Monday, September 22, 2003

September 22, 2003
Pain. Wrenched my back on Sunday morning picking up a stack of papers from the studio floor. I probably strained it on Saturday when I was carrying boxes to and from the Sharlott Hall Book Festival.

Really laid me low. Came home from Prescott early so I could get some artwork done, but couldn’t even draw. Tried several times but gave up. Took two aspirin and went to bed. Got up at four and tried to paint a Tranter and Smith & Wesson #2 pistol, but only got background in. Found a position on the couch that didn’t hurt and watched Ride With The Devil, looking for horseback rebel shots to use for the Younger-Pinkerton shootout. I forgot how good Ride is. It’s twice the movie Open Range is. Toby McGuire as “Dutchie” and Jewell, as a sexy widow, are both very good. Perhaps Toby was a tad too poetic for mainstream success. You can see how a young Bruce Willis or Clint Eastwood would have made it more “commercial” as an action pic, but for my money Toby is great. When Jewell is undressing him on his wedding night, she asks, “Are you a virgin?” And Dutchie stammers around, completely helpless, and then states emphatically, “Girl, I’ve killed 15 men!” As if that matters in the bedroom. The idea that he’s 19 and killed a platoon of men but never been with a woman says more about the Civil War and the Old West than most Westerns ever have or ever will. Sometimes life is very unfair, and the failure of this movie is one of them. We all need to buy it on DVD. Ang Lee will thank you.
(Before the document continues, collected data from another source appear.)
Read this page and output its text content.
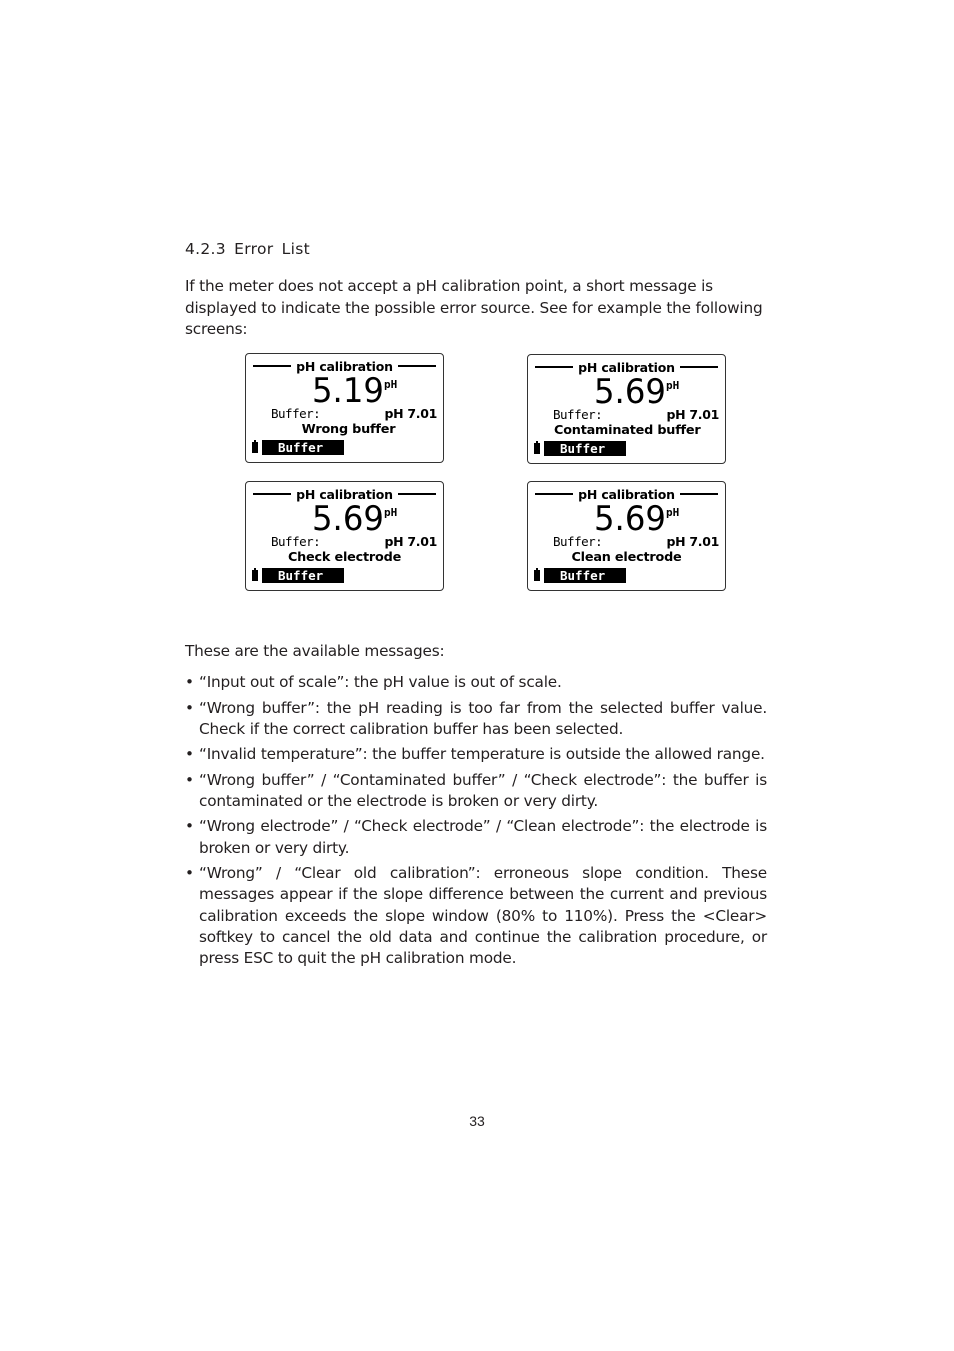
4.2.3 Error List
If the meter does not accept a pH calibration point, a short message is displayed to indicate the possible error source. See for example the following screens:
pH calibration
5.19 pH
Buffer:	pH 7.01
Wrong buffer
Buffer
pH calibration
5.69 pH
Buffer:	pH 7.01
Contaminated buffer
Buffer
pH calibration
5.69 pH
Buffer:	pH 7.01
Check electrode
Buffer
pH calibration
5.69 pH
Buffer:	pH 7.01
Clean electrode
Buffer
These are the available messages:
• “Input out of scale”: the pH value is out of scale.
• “Wrong buffer”: the pH reading is too far from the selected buffer value. Check if the correct calibration buffer has been selected.
• “Invalid temperature”: the buffer temperature is outside the allowed range.
• “Wrong buffer” / “Contaminated buffer” / “Check electrode”: the buffer is contaminated or the electrode is broken or very dirty.
• “Wrong electrode” / “Check electrode” / “Clean electrode”: the electrode is broken or very dirty.
• “Wrong” / “Clear old calibration”: erroneous slope condition. These messages appear if the slope difference between the current and previous calibration exceeds the slope window (80% to 110%). Press the <Clear> softkey to cancel the old data and continue the calibration procedure, or press ESC to quit the pH calibration mode.
33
Hope to make up for lost time today. My back feels slightly better and I took the dogs for a walk this morning. Finished “Goofs, Gaffs & Cons” a sidebar for True West Comes Clean, an article we have been working on all year to document the times when we printed fiction, or worse. John Boessenecker gave me several good gaffs.

Bob Brink is very unhappy with the ad we created for the Classic Gunfights book. We are taking another look at it today, to see how we can improve it. I wanted to do something very clean and simple, and maybe I got too clean, and too simple, or as we like to say, “Too hip for the room.”

”There’s no place where success comes before work, except in the dictionary.”